Like her hands that can no longer help make the pies or write letters of encouragement,   Jenny’s voice will someday, sooner than later, dessert her.  She says she is currently recording hundreds of words and phrases into the computer she received from her friend Tony. She will eventually learn to communicate through it with a puff of breath or eye motions.
Until then she will talk as fast as she can and make as many new friends as she can. She will keep leading and working fundraisers. She will keep looking for every chance to give her predicament a little more purpose and have a positive impact on those around her. Even the interview for this story had the possibility of being an opportunity and so she prepared by not talking all day until we arrived.
“You make sure to thank everyone,” she said. “I have been helped so much by all of my family and so many friends.”  She said that she felt lucky to have so many people who love her, especially Jeff who has been by her side through everything.
“I was told that 60 percent of husbands in Jeff’s position leave,” Jenny said, adding that during the first months  Jeff resisted accepting the diagnosis and wanted to keep looking for a better one. “Finally I said I am ready to move on with this.
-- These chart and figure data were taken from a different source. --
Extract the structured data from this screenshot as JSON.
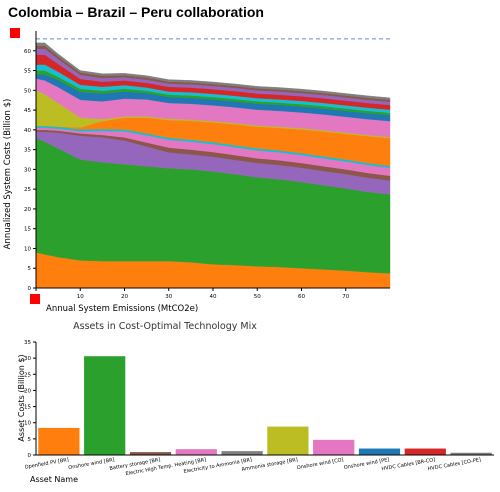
{
  "page": {
    "title": "Colombia – Brazil – Peru collaboration"
  },
  "colors": {
    "handle": "#ff0000",
    "dashed_line": "#5b8fd6"
  },
  "chart_data": [
    {
      "type": "area",
      "title": "",
      "xlabel": "Annual System Emissions (MtCO2e)",
      "ylabel": "Annualized System Costs (Billion $)",
      "xlim": [
        0,
        80
      ],
      "ylim": [
        0,
        65
      ],
      "x_ticks": [
        0,
        10,
        20,
        30,
        40,
        50,
        60,
        70
      ],
      "y_ticks": [
        0,
        5,
        10,
        15,
        20,
        25,
        30,
        35,
        40,
        45,
        50,
        55,
        60
      ],
      "reference_line_y": 63,
      "x": [
        0,
        2,
        5,
        10,
        15,
        20,
        25,
        30,
        35,
        40,
        45,
        50,
        55,
        60,
        65,
        70,
        75,
        80
      ],
      "series": [
        {
          "color": "#ff7f0e",
          "values": [
            9.0,
            8.5,
            7.8,
            7.0,
            6.8,
            6.8,
            6.8,
            6.8,
            6.5,
            6.0,
            5.8,
            5.5,
            5.3,
            5.0,
            4.7,
            4.4,
            4.0,
            3.7
          ]
        },
        {
          "color": "#2ca02c",
          "values": [
            29.0,
            28.5,
            27.5,
            25.5,
            25.0,
            24.5,
            24.0,
            23.5,
            23.5,
            23.5,
            23.0,
            22.5,
            22.2,
            21.8,
            21.3,
            20.8,
            20.3,
            20.0
          ]
        },
        {
          "color": "#9467bd",
          "values": [
            1.5,
            2.5,
            4.0,
            6.0,
            6.3,
            6.0,
            5.0,
            4.0,
            3.8,
            3.7,
            3.6,
            3.6,
            3.6,
            3.6,
            3.6,
            3.6,
            3.6,
            3.5
          ]
        },
        {
          "color": "#8c564b",
          "values": [
            0.5,
            0.5,
            0.5,
            0.6,
            0.6,
            0.8,
            1.0,
            1.2,
            1.2,
            1.2,
            1.2,
            1.2,
            1.2,
            1.2,
            1.2,
            1.2,
            1.2,
            1.2
          ]
        },
        {
          "color": "#e377c2",
          "values": [
            0.5,
            0.5,
            0.5,
            0.5,
            1.0,
            1.5,
            1.8,
            2.0,
            2.0,
            2.0,
            2.0,
            2.0,
            2.0,
            2.0,
            2.0,
            2.0,
            2.0,
            2.0
          ]
        },
        {
          "color": "#17becf",
          "values": [
            0.5,
            0.5,
            0.5,
            0.5,
            0.5,
            0.5,
            0.5,
            0.5,
            0.5,
            0.5,
            0.5,
            0.5,
            0.5,
            0.5,
            0.5,
            0.5,
            0.5,
            0.5
          ]
        },
        {
          "color": "#ff7f0e",
          "values": [
            0.0,
            0.0,
            0.0,
            0.5,
            2.0,
            3.0,
            4.0,
            4.5,
            4.8,
            5.0,
            5.3,
            5.5,
            5.7,
            6.0,
            6.3,
            6.5,
            6.8,
            7.0
          ]
        },
        {
          "color": "#bcbd22",
          "values": [
            9.0,
            8.0,
            6.0,
            2.5,
            0.5,
            0.3,
            0.3,
            0.3,
            0.3,
            0.3,
            0.3,
            0.3,
            0.3,
            0.3,
            0.3,
            0.3,
            0.3,
            0.3
          ]
        },
        {
          "color": "#e377c2",
          "values": [
            3.0,
            3.5,
            4.0,
            4.5,
            4.5,
            4.5,
            4.3,
            4.0,
            4.0,
            4.0,
            4.0,
            4.0,
            4.0,
            4.0,
            4.0,
            4.0,
            4.0,
            4.0
          ]
        },
        {
          "color": "#1f77b4",
          "values": [
            1.0,
            1.5,
            1.8,
            2.0,
            2.0,
            1.8,
            1.6,
            1.5,
            1.5,
            1.5,
            1.5,
            1.5,
            1.5,
            1.5,
            1.5,
            1.5,
            1.5,
            1.5
          ]
        },
        {
          "color": "#2ca02c",
          "values": [
            1.0,
            1.0,
            0.8,
            0.8,
            0.7,
            0.7,
            0.6,
            0.6,
            0.6,
            0.6,
            0.6,
            0.6,
            0.6,
            0.6,
            0.6,
            0.6,
            0.6,
            0.6
          ]
        },
        {
          "color": "#17becf",
          "values": [
            1.5,
            1.5,
            1.3,
            1.0,
            1.0,
            0.9,
            0.8,
            0.8,
            0.8,
            0.8,
            0.8,
            0.8,
            0.8,
            0.8,
            0.8,
            0.8,
            0.8,
            0.8
          ]
        },
        {
          "color": "#d62728",
          "values": [
            2.5,
            2.5,
            2.0,
            1.5,
            1.3,
            1.2,
            1.2,
            1.2,
            1.2,
            1.2,
            1.2,
            1.2,
            1.2,
            1.2,
            1.2,
            1.2,
            1.2,
            1.2
          ]
        },
        {
          "color": "#9467bd",
          "values": [
            1.5,
            1.5,
            1.2,
            1.0,
            0.9,
            0.8,
            0.8,
            0.8,
            0.8,
            0.8,
            0.8,
            0.8,
            0.8,
            0.8,
            0.8,
            0.8,
            0.8,
            0.8
          ]
        },
        {
          "color": "#8c564b",
          "values": [
            0.8,
            0.8,
            0.7,
            0.6,
            0.6,
            0.5,
            0.5,
            0.5,
            0.5,
            0.5,
            0.5,
            0.5,
            0.5,
            0.5,
            0.5,
            0.5,
            0.5,
            0.5
          ]
        },
        {
          "color": "#7f7f7f",
          "values": [
            0.7,
            0.7,
            0.6,
            0.5,
            0.5,
            0.5,
            0.5,
            0.5,
            0.5,
            0.5,
            0.5,
            0.5,
            0.5,
            0.5,
            0.5,
            0.5,
            0.5,
            0.5
          ]
        }
      ]
    },
    {
      "type": "bar",
      "title": "Assets in Cost-Optimal Technology Mix",
      "xlabel": "Asset Name",
      "ylabel": "Asset Costs (Billion $)",
      "ylim": [
        0,
        35
      ],
      "y_ticks": [
        0,
        5,
        10,
        15,
        20,
        25,
        30,
        35
      ],
      "categories": [
        "Openfield PV [BR]",
        "Onshore wind [BR]",
        "Battery storage [BR]",
        "Electric High Temp. Heating [BR]",
        "Electricity to Ammonia [BR]",
        "Ammonia storage [BR]",
        "Onshore wind [CO]",
        "Onshore wind [PE]",
        "HVDC Cables [BR-CO]",
        "HVDC Cables [CO-PE]"
      ],
      "values": [
        8.4,
        30.6,
        0.9,
        1.8,
        1.2,
        8.8,
        4.7,
        2.0,
        2.0,
        0.7
      ],
      "colors": [
        "#ff7f0e",
        "#2ca02c",
        "#8c564b",
        "#e377c2",
        "#7f7f7f",
        "#bcbd22",
        "#e377c2",
        "#1f77b4",
        "#d62728",
        "#7f7f7f"
      ]
    }
  ]
}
You can either come with me or do what you have to do. Thankfully he heard me.”
Later we ran into Jeff alone. “This whole thing is not easy. I don’t have to be here but I love Jenny,” Jeff said. “I am not going any where. Jenny is my gal.” Jeff and Jenny have been in love for 20 years now, in sickness and in health. He has told me several times through the years that Jenny is his hero.  The truth is that Jenny and Jeff and their bond are heroic to at least Ruthian porportions if not as inspirational as America’s beloved Lou Gehrig. Surely, they are worthy of all the love and support those around them could ever muster.